Aj just asked if we were going to the bulldog tonight..i told her no because of the expense and tests coming up..but mostly because i don't want herpes
I put cups full of chips next to every bed, couch, and toilet so that everyone could have a snack when they woke up....
oh god...if the people that live above me killed themselves again then im gonna assume im the worst neighbor ever
i spent an hour trying to convince my psychiatrist that the fact that i showed up for my appointment drunk was progress, and she does not agree
She wanted me to watch her masterbate and after she thanked me for a wonderful evening and left. This state is weird.

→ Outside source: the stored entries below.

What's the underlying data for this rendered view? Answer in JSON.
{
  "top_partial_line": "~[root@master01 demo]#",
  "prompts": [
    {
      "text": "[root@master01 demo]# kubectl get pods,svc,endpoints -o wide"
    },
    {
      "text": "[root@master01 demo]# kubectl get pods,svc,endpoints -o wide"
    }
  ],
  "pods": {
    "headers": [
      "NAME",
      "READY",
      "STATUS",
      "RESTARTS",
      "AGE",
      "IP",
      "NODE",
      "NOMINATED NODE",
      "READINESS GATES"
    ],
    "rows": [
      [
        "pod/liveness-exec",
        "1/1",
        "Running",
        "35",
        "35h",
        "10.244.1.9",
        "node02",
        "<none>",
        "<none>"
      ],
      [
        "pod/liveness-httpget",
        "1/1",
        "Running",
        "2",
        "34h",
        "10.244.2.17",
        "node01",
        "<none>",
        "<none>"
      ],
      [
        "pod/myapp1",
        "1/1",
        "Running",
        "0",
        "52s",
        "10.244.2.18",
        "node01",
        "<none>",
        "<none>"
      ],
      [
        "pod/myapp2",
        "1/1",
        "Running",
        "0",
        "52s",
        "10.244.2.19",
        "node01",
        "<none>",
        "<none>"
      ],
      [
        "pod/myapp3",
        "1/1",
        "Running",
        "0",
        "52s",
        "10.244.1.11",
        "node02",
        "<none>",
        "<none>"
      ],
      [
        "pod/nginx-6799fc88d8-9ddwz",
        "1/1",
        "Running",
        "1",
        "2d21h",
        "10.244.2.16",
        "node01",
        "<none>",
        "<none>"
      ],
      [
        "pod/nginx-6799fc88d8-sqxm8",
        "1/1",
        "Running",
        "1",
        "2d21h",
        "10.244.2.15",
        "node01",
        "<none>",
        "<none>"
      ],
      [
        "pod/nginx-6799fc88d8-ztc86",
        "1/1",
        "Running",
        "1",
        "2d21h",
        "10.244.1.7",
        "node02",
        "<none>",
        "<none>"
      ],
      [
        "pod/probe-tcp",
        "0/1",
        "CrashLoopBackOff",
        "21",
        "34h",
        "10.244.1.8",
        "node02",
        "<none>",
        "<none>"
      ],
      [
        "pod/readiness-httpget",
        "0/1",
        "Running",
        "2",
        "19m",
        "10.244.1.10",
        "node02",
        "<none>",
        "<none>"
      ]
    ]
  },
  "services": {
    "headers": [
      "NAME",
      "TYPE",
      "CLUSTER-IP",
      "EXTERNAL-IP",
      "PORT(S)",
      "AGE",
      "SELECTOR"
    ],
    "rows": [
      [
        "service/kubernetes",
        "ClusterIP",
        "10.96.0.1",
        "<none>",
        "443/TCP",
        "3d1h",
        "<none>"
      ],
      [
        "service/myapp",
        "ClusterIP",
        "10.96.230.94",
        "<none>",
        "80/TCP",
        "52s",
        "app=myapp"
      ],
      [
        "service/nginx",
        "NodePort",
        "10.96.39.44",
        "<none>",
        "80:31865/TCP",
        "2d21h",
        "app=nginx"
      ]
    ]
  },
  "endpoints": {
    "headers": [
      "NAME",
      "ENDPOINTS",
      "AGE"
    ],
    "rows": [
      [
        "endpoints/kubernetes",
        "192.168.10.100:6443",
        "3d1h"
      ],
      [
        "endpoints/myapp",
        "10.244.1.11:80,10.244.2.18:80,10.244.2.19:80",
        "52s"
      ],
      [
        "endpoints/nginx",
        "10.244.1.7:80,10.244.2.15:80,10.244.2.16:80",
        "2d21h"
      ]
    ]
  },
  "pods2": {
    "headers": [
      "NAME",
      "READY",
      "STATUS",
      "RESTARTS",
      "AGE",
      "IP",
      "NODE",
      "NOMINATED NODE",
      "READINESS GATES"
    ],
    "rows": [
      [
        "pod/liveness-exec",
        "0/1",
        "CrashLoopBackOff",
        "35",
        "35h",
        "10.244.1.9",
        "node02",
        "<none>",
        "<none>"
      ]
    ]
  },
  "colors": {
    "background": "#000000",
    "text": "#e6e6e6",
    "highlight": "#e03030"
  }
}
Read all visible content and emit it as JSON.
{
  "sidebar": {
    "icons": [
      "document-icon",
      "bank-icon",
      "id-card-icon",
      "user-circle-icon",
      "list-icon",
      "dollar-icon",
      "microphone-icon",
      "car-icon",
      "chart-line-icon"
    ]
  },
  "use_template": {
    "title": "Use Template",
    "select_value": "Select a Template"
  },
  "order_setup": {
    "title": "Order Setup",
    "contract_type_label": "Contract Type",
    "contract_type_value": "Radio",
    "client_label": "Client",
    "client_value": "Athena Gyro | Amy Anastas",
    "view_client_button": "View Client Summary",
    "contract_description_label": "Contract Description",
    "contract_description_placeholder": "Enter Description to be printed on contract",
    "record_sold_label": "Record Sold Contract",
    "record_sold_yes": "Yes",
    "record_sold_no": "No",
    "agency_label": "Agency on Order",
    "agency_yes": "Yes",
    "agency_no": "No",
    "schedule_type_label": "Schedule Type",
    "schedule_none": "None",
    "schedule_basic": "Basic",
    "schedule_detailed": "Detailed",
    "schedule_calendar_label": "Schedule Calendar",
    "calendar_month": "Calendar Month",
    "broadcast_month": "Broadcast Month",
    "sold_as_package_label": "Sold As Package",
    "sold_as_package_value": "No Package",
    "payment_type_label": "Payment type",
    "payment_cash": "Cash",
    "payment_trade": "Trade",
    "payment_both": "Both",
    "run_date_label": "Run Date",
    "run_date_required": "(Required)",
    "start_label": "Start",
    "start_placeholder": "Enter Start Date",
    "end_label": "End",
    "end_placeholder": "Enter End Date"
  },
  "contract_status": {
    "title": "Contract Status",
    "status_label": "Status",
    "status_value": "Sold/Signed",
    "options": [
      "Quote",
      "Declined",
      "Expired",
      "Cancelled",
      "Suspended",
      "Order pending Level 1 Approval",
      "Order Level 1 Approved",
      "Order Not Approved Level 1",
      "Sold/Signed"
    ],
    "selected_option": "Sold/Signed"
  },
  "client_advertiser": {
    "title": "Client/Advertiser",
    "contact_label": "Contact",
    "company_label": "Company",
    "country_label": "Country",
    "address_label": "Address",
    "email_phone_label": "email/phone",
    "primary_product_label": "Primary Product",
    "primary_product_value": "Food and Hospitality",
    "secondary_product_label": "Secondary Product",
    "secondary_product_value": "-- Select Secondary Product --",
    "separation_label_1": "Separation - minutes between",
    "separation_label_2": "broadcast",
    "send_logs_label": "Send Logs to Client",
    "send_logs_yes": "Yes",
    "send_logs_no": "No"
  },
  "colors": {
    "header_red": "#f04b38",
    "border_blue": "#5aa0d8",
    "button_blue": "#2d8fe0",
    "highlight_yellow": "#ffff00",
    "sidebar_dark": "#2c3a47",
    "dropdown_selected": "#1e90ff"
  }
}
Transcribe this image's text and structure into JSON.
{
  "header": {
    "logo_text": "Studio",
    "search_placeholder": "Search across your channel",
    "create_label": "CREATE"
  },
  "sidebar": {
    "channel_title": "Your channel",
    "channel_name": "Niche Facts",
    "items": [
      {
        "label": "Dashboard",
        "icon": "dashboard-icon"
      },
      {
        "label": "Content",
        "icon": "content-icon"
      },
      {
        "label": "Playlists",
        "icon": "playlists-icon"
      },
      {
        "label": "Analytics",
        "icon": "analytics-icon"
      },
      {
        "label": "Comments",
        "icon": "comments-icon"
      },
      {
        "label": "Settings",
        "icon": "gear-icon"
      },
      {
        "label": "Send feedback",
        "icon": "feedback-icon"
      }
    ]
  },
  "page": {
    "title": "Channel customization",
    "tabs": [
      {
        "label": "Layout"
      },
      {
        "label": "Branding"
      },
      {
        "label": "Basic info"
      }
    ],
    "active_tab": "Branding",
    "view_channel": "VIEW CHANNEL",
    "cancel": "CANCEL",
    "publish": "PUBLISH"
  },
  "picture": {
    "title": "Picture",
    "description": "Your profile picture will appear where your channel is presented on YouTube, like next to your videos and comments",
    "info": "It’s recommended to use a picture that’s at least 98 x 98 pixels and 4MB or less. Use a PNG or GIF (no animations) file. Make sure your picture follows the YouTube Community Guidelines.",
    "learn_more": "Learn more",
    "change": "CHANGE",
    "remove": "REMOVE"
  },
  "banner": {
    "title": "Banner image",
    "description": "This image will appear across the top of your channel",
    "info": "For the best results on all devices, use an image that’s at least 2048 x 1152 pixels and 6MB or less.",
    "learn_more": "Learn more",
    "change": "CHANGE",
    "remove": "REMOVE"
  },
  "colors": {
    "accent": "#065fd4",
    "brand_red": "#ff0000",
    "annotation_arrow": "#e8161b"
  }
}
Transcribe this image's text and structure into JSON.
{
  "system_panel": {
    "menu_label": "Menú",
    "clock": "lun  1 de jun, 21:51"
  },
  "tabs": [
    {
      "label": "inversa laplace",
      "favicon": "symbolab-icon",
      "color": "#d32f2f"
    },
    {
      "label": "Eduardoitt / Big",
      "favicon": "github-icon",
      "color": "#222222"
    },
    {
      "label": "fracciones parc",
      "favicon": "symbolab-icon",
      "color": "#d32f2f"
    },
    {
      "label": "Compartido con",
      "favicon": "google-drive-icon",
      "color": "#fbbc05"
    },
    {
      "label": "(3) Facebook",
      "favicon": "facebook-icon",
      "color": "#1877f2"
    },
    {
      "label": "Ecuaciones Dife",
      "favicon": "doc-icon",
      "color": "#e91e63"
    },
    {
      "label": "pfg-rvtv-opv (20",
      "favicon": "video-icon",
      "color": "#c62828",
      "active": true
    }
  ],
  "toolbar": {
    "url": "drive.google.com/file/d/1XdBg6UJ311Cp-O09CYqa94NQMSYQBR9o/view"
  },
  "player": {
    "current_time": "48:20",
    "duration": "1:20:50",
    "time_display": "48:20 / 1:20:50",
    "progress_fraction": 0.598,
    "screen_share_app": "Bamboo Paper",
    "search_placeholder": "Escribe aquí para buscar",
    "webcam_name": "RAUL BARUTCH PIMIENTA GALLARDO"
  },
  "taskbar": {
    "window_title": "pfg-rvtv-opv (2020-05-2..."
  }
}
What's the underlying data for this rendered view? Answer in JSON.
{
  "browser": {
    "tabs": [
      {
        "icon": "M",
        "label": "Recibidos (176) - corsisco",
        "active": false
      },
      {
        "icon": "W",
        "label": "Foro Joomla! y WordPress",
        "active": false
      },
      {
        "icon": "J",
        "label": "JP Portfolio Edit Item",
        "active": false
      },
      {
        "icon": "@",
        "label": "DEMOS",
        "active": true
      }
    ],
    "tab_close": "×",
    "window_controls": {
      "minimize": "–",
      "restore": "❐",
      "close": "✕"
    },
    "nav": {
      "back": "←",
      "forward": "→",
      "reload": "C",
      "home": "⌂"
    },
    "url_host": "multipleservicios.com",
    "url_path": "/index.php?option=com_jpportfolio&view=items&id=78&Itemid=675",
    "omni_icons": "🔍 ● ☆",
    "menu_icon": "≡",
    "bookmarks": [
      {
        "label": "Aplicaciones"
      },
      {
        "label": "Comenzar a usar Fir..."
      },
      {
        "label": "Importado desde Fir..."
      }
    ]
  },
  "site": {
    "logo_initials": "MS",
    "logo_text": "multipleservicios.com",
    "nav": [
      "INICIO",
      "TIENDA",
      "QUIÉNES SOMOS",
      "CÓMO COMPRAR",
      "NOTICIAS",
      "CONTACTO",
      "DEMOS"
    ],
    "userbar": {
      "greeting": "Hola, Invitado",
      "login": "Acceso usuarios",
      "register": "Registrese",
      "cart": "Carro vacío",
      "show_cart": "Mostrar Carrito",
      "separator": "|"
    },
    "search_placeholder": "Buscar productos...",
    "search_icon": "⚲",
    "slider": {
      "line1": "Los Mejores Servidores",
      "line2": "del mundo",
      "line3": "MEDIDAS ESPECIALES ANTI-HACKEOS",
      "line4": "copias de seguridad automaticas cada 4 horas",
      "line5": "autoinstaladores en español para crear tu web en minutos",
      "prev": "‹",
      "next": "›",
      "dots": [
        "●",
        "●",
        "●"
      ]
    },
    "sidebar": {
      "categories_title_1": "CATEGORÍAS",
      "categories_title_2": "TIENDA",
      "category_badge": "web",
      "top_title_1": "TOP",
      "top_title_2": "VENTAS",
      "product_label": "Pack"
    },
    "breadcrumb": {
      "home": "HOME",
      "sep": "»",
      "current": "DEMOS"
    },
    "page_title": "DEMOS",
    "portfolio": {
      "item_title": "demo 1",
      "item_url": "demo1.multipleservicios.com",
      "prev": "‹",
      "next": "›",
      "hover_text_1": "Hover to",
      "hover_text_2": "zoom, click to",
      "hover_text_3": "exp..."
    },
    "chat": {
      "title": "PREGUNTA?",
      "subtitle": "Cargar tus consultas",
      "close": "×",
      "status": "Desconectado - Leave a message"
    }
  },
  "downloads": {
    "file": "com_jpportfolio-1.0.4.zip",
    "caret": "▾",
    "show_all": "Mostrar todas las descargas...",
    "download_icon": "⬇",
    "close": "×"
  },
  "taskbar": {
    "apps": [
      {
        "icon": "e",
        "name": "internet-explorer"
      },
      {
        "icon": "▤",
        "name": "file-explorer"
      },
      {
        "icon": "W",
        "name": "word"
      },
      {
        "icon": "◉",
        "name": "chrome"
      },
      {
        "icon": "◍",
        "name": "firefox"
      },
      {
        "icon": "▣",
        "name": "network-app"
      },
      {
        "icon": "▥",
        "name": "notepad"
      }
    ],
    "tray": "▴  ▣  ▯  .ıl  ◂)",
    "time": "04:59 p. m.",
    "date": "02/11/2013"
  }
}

Whatever it's Canadian jail, it's not like Guatemala or something. It'll be nice and cushy and they'll probably throw him a big bday party with all his friends and strippers
You were sitting in a chair and you said "I just feel like a little fishy, floooooating through the ocean, so pretty"
So the dog chewed my vibrator last night. It added a nice new texture actually.
It's so hard to fall asleep when I can hear your genitals smacking against hers. I hate you with all the love in my heart.
You know if we weren't hooking up I think we'd actually be friends
So you called me the queen of nudes yesterday and I'm still not sure how I feel about it
he's really high and upset. he just found out alice from the brady bunch died
she broke a 50 dollar bottle of alcohol. then passed out in front of her car and got sprayed by a skunk
i had to flash a cab last night.
did it work?
No. he slowed down but then kept going. story of my life.